Location: Pennsylvania USA
Joined: 07 Aug 2011

Posts: 580

PostPosted: Wed 26 Dec, 2012 8:43 am    Post subject:         Reply with quote

a belt sander is one of the most useful tools i've found in my shop - but it takes a little time to use it correctly. the first video showed i don't agree with the degree of bevel for that type of knife. you only use the slack of the belt to make a rounded edge which is more suitable for choppers rather than cutters. there should be a flat section of the grinder that the belt rides over that will provide a backing to make a flat grind on the edge.

if you ever want to use a bench sander for putting on a edge - remember that as soon as the metal is too hot to hold with bare hands - you have to put it down until to cools. a bench sander removes a lot of meat probably more than a bench grinder because it contacts more surface area, the belts just don't hold up as long as a grinder wheel does. thats why i use mine to refine lines for a short period of time.

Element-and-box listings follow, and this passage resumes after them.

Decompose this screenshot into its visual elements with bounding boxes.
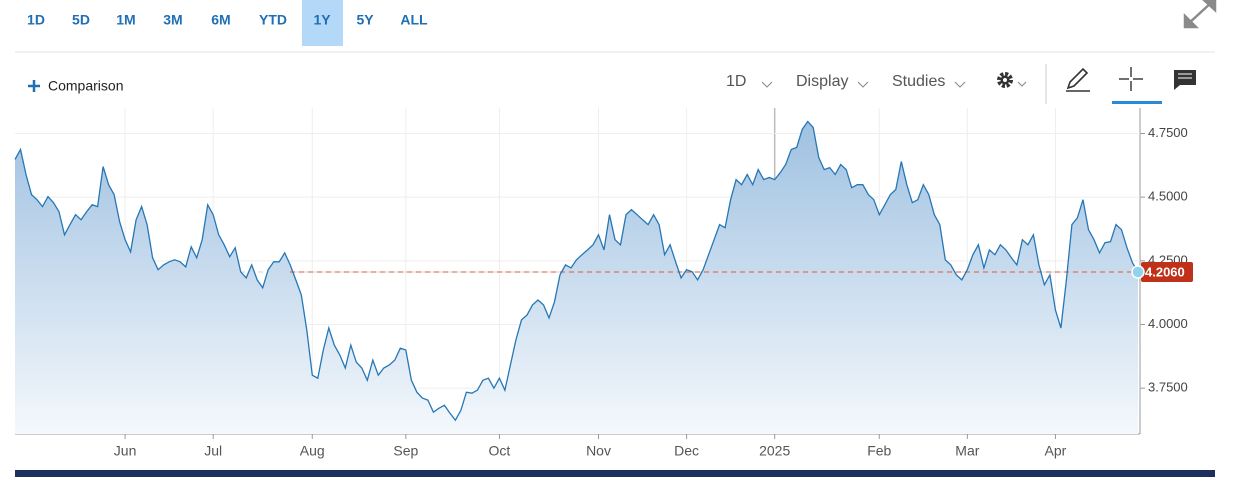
active-tool-underline xyxy=(1112,101,1162,104)
y-tick-label: 4.0000 xyxy=(1148,316,1188,331)
draw-button[interactable] xyxy=(1066,67,1090,92)
x-tick-label: Mar xyxy=(955,443,979,459)
caret xyxy=(761,81,773,88)
x-tick-label: Oct xyxy=(489,443,511,459)
settings-button[interactable] xyxy=(997,72,1027,88)
x-tick-label: Dec xyxy=(674,443,699,459)
area-fill xyxy=(15,121,1138,434)
last-price-tag xyxy=(1141,262,1193,283)
expand-icon[interactable] xyxy=(1183,0,1217,29)
comparison-label[interactable]: Comparison xyxy=(48,78,123,94)
bottom-bar xyxy=(15,470,1215,477)
range-button[interactable]: 3M xyxy=(163,12,182,28)
range-button[interactable]: YTD xyxy=(259,12,287,28)
x-tick-label: Jul xyxy=(204,443,222,459)
x-tick-label: Nov xyxy=(586,443,611,459)
range-button[interactable]: 5Y xyxy=(356,12,374,28)
range-button[interactable]: 5D xyxy=(72,12,90,28)
range-selected xyxy=(302,0,343,46)
y-tick-label: 3.7500 xyxy=(1148,380,1188,395)
x-tick-label: Aug xyxy=(300,443,325,459)
x-tick-label: Sep xyxy=(393,443,418,459)
range-button[interactable]: 1Y xyxy=(313,12,331,28)
y-tick-label: 4.5000 xyxy=(1148,189,1188,204)
x-tick-label: Feb xyxy=(867,443,891,459)
last-point xyxy=(1131,265,1145,279)
interval-menu[interactable]: 1D xyxy=(726,73,746,90)
range-button[interactable]: 6M xyxy=(211,12,230,28)
range-button[interactable]: 1M xyxy=(116,12,135,28)
x-tick-label: 2025 xyxy=(759,443,790,459)
annotation-button[interactable] xyxy=(1174,70,1196,90)
range-button[interactable]: ALL xyxy=(400,12,428,28)
comparison-button[interactable]: Comparison xyxy=(28,78,123,94)
caret xyxy=(857,81,869,88)
display-menu[interactable]: Display xyxy=(796,73,848,90)
y-tick-label: 4.7500 xyxy=(1148,125,1188,140)
crosshair-button[interactable] xyxy=(1119,67,1143,91)
x-tick-label: Apr xyxy=(1045,443,1067,459)
range-button[interactable]: 1D xyxy=(27,12,45,28)
studies-menu[interactable]: Studies xyxy=(892,73,945,90)
caret xyxy=(954,81,966,88)
price-line xyxy=(14,120,1139,422)
x-tick-label: Jun xyxy=(114,443,137,459)
last-price-label: 4.2060 xyxy=(1145,264,1185,279)
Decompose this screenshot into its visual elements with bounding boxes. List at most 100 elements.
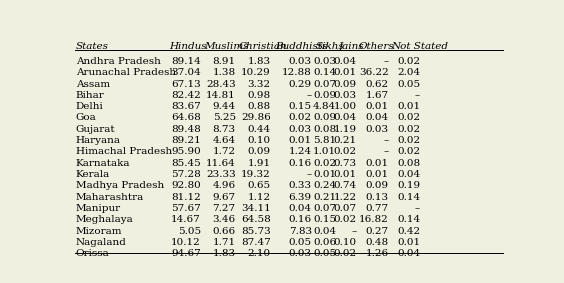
Text: 7.83: 7.83: [289, 227, 312, 236]
Text: 1.83: 1.83: [248, 57, 271, 66]
Text: 0.77: 0.77: [365, 204, 389, 213]
Text: 1.22: 1.22: [334, 193, 357, 202]
Text: 0.88: 0.88: [248, 102, 271, 111]
Text: Andhra Pradesh: Andhra Pradesh: [76, 57, 161, 66]
Text: 0.09: 0.09: [313, 91, 336, 100]
Text: 0.09: 0.09: [334, 80, 357, 89]
Text: 1.72: 1.72: [213, 147, 236, 156]
Text: 82.42: 82.42: [171, 91, 201, 100]
Text: 0.03: 0.03: [289, 125, 312, 134]
Text: 0.02: 0.02: [397, 57, 420, 66]
Text: –: –: [351, 227, 357, 236]
Text: 0.02: 0.02: [397, 147, 420, 156]
Text: Gujarat: Gujarat: [76, 125, 116, 134]
Text: 0.16: 0.16: [289, 159, 312, 168]
Text: 0.04: 0.04: [334, 113, 357, 123]
Text: 0.05: 0.05: [397, 80, 420, 89]
Text: –: –: [306, 91, 312, 100]
Text: 9.67: 9.67: [213, 193, 236, 202]
Text: 0.29: 0.29: [289, 80, 312, 89]
Text: 0.02: 0.02: [334, 147, 357, 156]
Text: 94.67: 94.67: [171, 250, 201, 258]
Text: 0.14: 0.14: [397, 193, 420, 202]
Text: 64.68: 64.68: [171, 113, 201, 123]
Text: 87.47: 87.47: [241, 238, 271, 247]
Text: 0.03: 0.03: [289, 57, 312, 66]
Text: 0.27: 0.27: [365, 227, 389, 236]
Text: 57.67: 57.67: [171, 204, 201, 213]
Text: 95.90: 95.90: [171, 147, 201, 156]
Text: 0.24: 0.24: [313, 181, 336, 190]
Text: 1.71: 1.71: [213, 238, 236, 247]
Text: 0.73: 0.73: [334, 159, 357, 168]
Text: 0.02: 0.02: [397, 136, 420, 145]
Text: 2.10: 2.10: [248, 250, 271, 258]
Text: 0.02: 0.02: [313, 159, 336, 168]
Text: Nagaland: Nagaland: [76, 238, 127, 247]
Text: –: –: [384, 147, 389, 156]
Text: 0.02: 0.02: [397, 125, 420, 134]
Text: Himachal Pradesh: Himachal Pradesh: [76, 147, 172, 156]
Text: 0.03: 0.03: [365, 125, 389, 134]
Text: States: States: [76, 42, 109, 51]
Text: Madhya Pradesh: Madhya Pradesh: [76, 181, 164, 190]
Text: 1.26: 1.26: [365, 250, 389, 258]
Text: 0.01: 0.01: [397, 238, 420, 247]
Text: 0.07: 0.07: [313, 80, 336, 89]
Text: 0.48: 0.48: [365, 238, 389, 247]
Text: 0.98: 0.98: [248, 91, 271, 100]
Text: 0.66: 0.66: [213, 227, 236, 236]
Text: 0.04: 0.04: [334, 57, 357, 66]
Text: 1.01: 1.01: [313, 147, 336, 156]
Text: Orissa: Orissa: [76, 250, 109, 258]
Text: Kerala: Kerala: [76, 170, 110, 179]
Text: 2.04: 2.04: [397, 68, 420, 77]
Text: 34.11: 34.11: [241, 204, 271, 213]
Text: Goa: Goa: [76, 113, 96, 123]
Text: 0.19: 0.19: [397, 181, 420, 190]
Text: 0.05: 0.05: [289, 238, 312, 247]
Text: Not Stated: Not Stated: [391, 42, 448, 51]
Text: Muslims: Muslims: [204, 42, 248, 51]
Text: 28.43: 28.43: [206, 80, 236, 89]
Text: 67.13: 67.13: [171, 80, 201, 89]
Text: 0.74: 0.74: [334, 181, 357, 190]
Text: 0.10: 0.10: [248, 136, 271, 145]
Text: Meghalaya: Meghalaya: [76, 215, 134, 224]
Text: 9.44: 9.44: [213, 102, 236, 111]
Text: Hindus: Hindus: [169, 42, 206, 51]
Text: –: –: [384, 57, 389, 66]
Text: Jains: Jains: [338, 42, 364, 51]
Text: 4.84: 4.84: [313, 102, 336, 111]
Text: 7.27: 7.27: [213, 204, 236, 213]
Text: Bihar: Bihar: [76, 91, 104, 100]
Text: 10.12: 10.12: [171, 238, 201, 247]
Text: 0.15: 0.15: [289, 102, 312, 111]
Text: 0.05: 0.05: [313, 250, 336, 258]
Text: 1.24: 1.24: [289, 147, 312, 156]
Text: 0.09: 0.09: [365, 181, 389, 190]
Text: 0.04: 0.04: [397, 170, 420, 179]
Text: 1.12: 1.12: [248, 193, 271, 202]
Text: Arunachal Pradesh: Arunachal Pradesh: [76, 68, 176, 77]
Text: Haryana: Haryana: [76, 136, 121, 145]
Text: 0.01: 0.01: [334, 170, 357, 179]
Text: 0.14: 0.14: [313, 68, 336, 77]
Text: 0.14: 0.14: [397, 215, 420, 224]
Text: 0.02: 0.02: [334, 215, 357, 224]
Text: 85.45: 85.45: [171, 159, 201, 168]
Text: 89.14: 89.14: [171, 57, 201, 66]
Text: 0.06: 0.06: [313, 238, 336, 247]
Text: –: –: [415, 204, 420, 213]
Text: Karnataka: Karnataka: [76, 159, 130, 168]
Text: 0.13: 0.13: [365, 193, 389, 202]
Text: 4.96: 4.96: [213, 181, 236, 190]
Text: 5.05: 5.05: [178, 227, 201, 236]
Text: –: –: [306, 170, 312, 179]
Text: 0.09: 0.09: [248, 147, 271, 156]
Text: 0.02: 0.02: [397, 113, 420, 123]
Text: 0.03: 0.03: [289, 250, 312, 258]
Text: –: –: [384, 136, 389, 145]
Text: 0.62: 0.62: [365, 80, 389, 89]
Text: 0.04: 0.04: [397, 250, 420, 258]
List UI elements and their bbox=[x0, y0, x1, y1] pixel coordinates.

as for how sharp your sword should be - it doesn't need to be relatively all that sharp to do it's job. as long as the bevel on your edge is consistence and angled correctly, a relatively dull feeling blade will do a lot of damage. reason is that that blade does not cut dead with a sword but you attempt to run the edge through the cut. i don't really see the need to go all the way down to 1000 grit paper. i've made razor edge knifes from 600 grit, but the type of bevel helped to achieve that edge quality. a hollow grind will allow you extreme edges for good cutting quality, flat grinds are a happy middle ground that allow a good quality edge with strength, rounded edges allow for blunt force edges that withstand a lot of use but is difficult to maintain the qualities of sharpness offered by hollow and flat grinds.

if you sharpen by hand, continue to. when using any kind of power tool their a trade off. for me its control. i can control how much steel i'm removing better by hand sharpening than with any kind of grinder. and loose fingers on any kind of power tool can cause a nasty slip that results in injury, damage to the blade or bevel shallow spots etc.


on the safety front, remember that if you are going to attempt to put an edge on a blade using power tools, anything with an potential edge is dangerous. a power tool can grip steel from your hands and throw it at you with enough force to cause serious damage. safety glasses are a MUST in every stop with any rotary power tool - or a face shield. and long welder gloves preferred. i can't count how many times i've had to dig metal shavings out of my forearms when using my grinder.